Enumerates each edit (substitution / insertion / deletion) while descending the trie, tracking the per-type counts, and prunes as soon as a cap or the budget is exceeded. Consequences:

  • Per-type caps are enforced exactly, and every hit reports an exact (n_subs, n_ins, n_dels) breakdown.

  • A dedicated Hamming-only path runs when max_ins == max_dels == 0.

  • Cost grows with the number of allowed edits, so it is fastest at small distances (k = 1–3) — which covers UMI collapse, CDR3 error correction, and CDR3 / epitope matching.

seqtrie — banded DP#

Carries an edit-distance DP row down the trie and prunes a subtree once its best cell exceeds the budget. Consequences:

  • Handles a matrix-weighted score budget (BLOSUM62 or a custom matrix) and indels naturally.

  • Cost is independent of the edit count, so it scales better to large budgets / long range.

  • It tracks a single cost, so it enforces max_total_edits + max_penalty but not the per-type caps; n_subs / n_ins / n_dels are reported as 0 (use align() to recover the breakdown).

engine="auto" routes substitution-only / small-k indel work to seqtm and matrix-weighted budgets to seqtrie.

Scoring#

Scores are non-negative penalties where 0 is an exact match.

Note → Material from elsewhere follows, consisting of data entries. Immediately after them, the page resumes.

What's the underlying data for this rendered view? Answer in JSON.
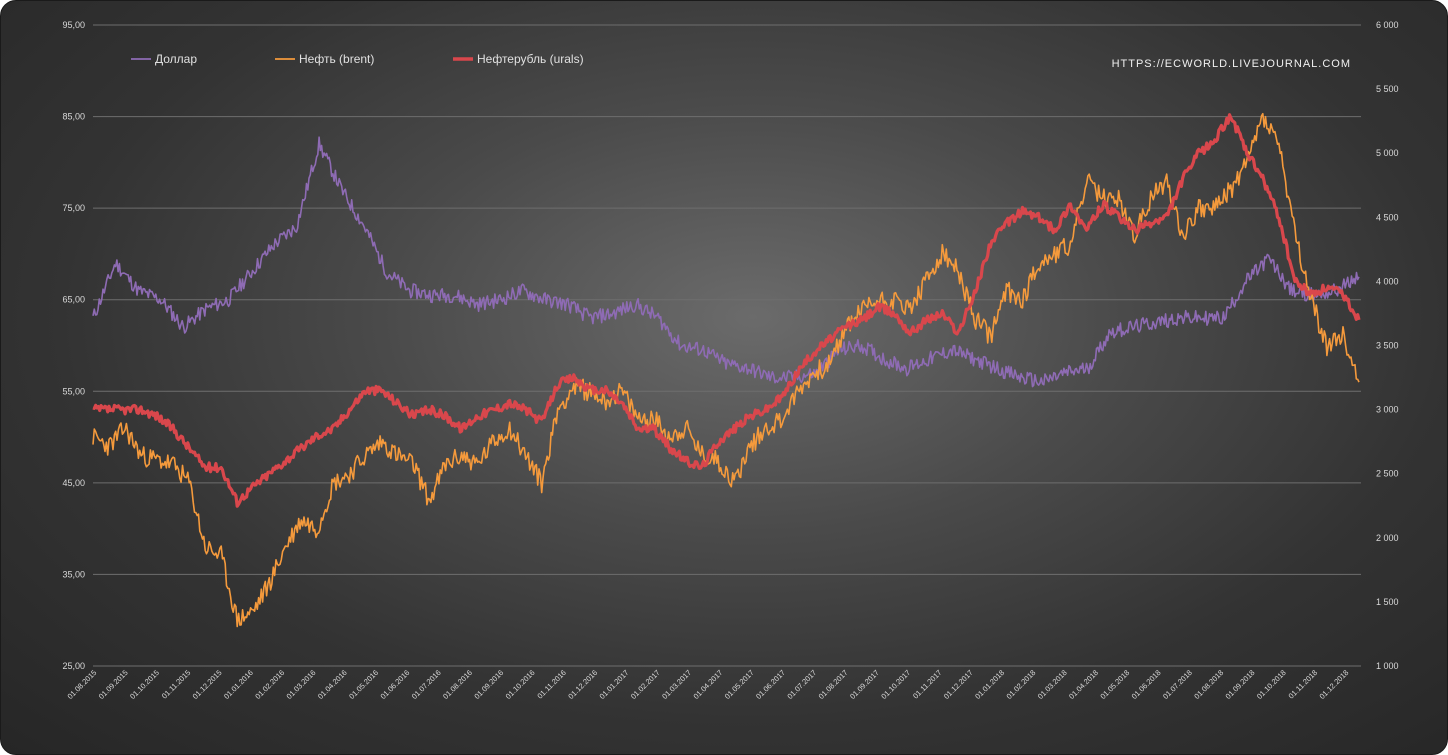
{
  "chart_data": {
    "type": "line",
    "title": "",
    "watermark": "HTTPS://ECWORLD.LIVEJOURNAL.COM",
    "grid": true,
    "legend_position": "top-left",
    "y_left": {
      "ticks": [
        "25,00",
        "35,00",
        "45,00",
        "55,00",
        "65,00",
        "75,00",
        "85,00",
        "95,00"
      ],
      "range": [
        25,
        95
      ]
    },
    "y_right": {
      "ticks": [
        "1 000",
        "1 500",
        "2 000",
        "2 500",
        "3 000",
        "3 500",
        "4 000",
        "4 500",
        "5 000",
        "5 500",
        "6 000"
      ],
      "range": [
        1000,
        6000
      ]
    },
    "x_ticks": [
      "01.08.2015",
      "01.09.2015",
      "01.10.2015",
      "01.11.2015",
      "01.12.2015",
      "01.01.2016",
      "01.02.2016",
      "01.03.2016",
      "01.04.2016",
      "01.05.2016",
      "01.06.2016",
      "01.07.2016",
      "01.08.2016",
      "01.09.2016",
      "01.10.2016",
      "01.11.2016",
      "01.12.2016",
      "01.01.2017",
      "01.02.2017",
      "01.03.2017",
      "01.04.2017",
      "01.05.2017",
      "01.06.2017",
      "01.07.2017",
      "01.08.2017",
      "01.09.2017",
      "01.10.2017",
      "01.11.2017",
      "01.12.2017",
      "01.01.2018",
      "01.02.2018",
      "01.03.2018",
      "01.04.2018",
      "01.05.2018",
      "01.06.2018",
      "01.07.2018",
      "01.08.2018",
      "01.09.2018",
      "01.10.2018",
      "01.11.2018",
      "01.12.2018"
    ],
    "series": [
      {
        "name": "Доллар",
        "axis": "left",
        "color": "#8e6bb4",
        "values": [
          63,
          69,
          66,
          65,
          62,
          64,
          65,
          68,
          71,
          73,
          82,
          77,
          73,
          68,
          66,
          65.5,
          65.5,
          64.5,
          65,
          66,
          65,
          64.5,
          63,
          63.5,
          64.5,
          63,
          60,
          59.5,
          58,
          57.5,
          56.5,
          56.5,
          57,
          59.5,
          60,
          58.5,
          57.5,
          58.5,
          59.5,
          58.5,
          57.5,
          56.5,
          56,
          57,
          57.5,
          61.5,
          62,
          62.5,
          63,
          63,
          63,
          67,
          69.5,
          66,
          65.5,
          66,
          67.5
        ]
      },
      {
        "name": "Нефть (brent)",
        "axis": "left",
        "color": "#f59a3c",
        "values": [
          50,
          49,
          51,
          48,
          47.5,
          47,
          45,
          38,
          37,
          30,
          31,
          34,
          38,
          41,
          40,
          45,
          46,
          48,
          49.5,
          48,
          47,
          43,
          47,
          48,
          47,
          49.5,
          51,
          48,
          45,
          53,
          55.5,
          55,
          54,
          55,
          52,
          52,
          50,
          51,
          48,
          47.5,
          45,
          49,
          51,
          52,
          55,
          57,
          58,
          62,
          64,
          65,
          65,
          64,
          67,
          70,
          68,
          63,
          61,
          66,
          65,
          69,
          70,
          71,
          78,
          76,
          76,
          72,
          76,
          78,
          72,
          75,
          75,
          77,
          80,
          85,
          82,
          72,
          65,
          60,
          61,
          56
        ]
      },
      {
        "name": "Нефтерубль (urals)",
        "axis": "right",
        "color": "#d9474c",
        "values": [
          3000,
          3000,
          3000,
          3000,
          2950,
          2850,
          2700,
          2550,
          2550,
          2280,
          2400,
          2500,
          2600,
          2700,
          2800,
          2850,
          3000,
          3150,
          3150,
          3050,
          2950,
          3000,
          2950,
          2850,
          2950,
          3000,
          3050,
          3000,
          2900,
          3200,
          3250,
          3150,
          3150,
          3050,
          2850,
          2850,
          2700,
          2600,
          2550,
          2750,
          2850,
          2950,
          3000,
          3100,
          3300,
          3450,
          3550,
          3650,
          3700,
          3800,
          3750,
          3600,
          3700,
          3750,
          3600,
          3900,
          4300,
          4450,
          4550,
          4500,
          4400,
          4600,
          4400,
          4600,
          4500,
          4400,
          4450,
          4500,
          4800,
          5000,
          5100,
          5300,
          5000,
          4800,
          4500,
          4000,
          3900,
          3950,
          3900,
          3700
        ]
      }
    ]
  }
}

Similarity matrices such as BLOSUM62 are converted at load time via the Gram→squared-distance transform pen[a][b] = sim[a][a] + sim[b][b] - 2*sim[a][b] — i.e. ‖φ(a) - φ(b)‖² if the score is read as an inner product sim(a,b) = ⟨φ(a), φ(b)⟩. It is symmetric, 0 on the identity, and non-negative for BLOSUM/PAM (the diagonal is each row’s maximum), so every edit adds a non-negative cost and the budget prune stays valid. Note penalties are roughly twice the scale of the raw score gaps, so in matrix mode set gap_open / max_penalty accordingly. With no matrix, the cost is unit (1 per substitution and per gap position; linear gaps in v1).

Alphabets#

"aa" (20 amino acids in BLOSUM62 order plus B Z X *), "nt" (ACGT), and "iupac" (nucleotide ambiguity codes). Encoding is case-insensitive; a symbol outside the alphabet raises an error at build or search time.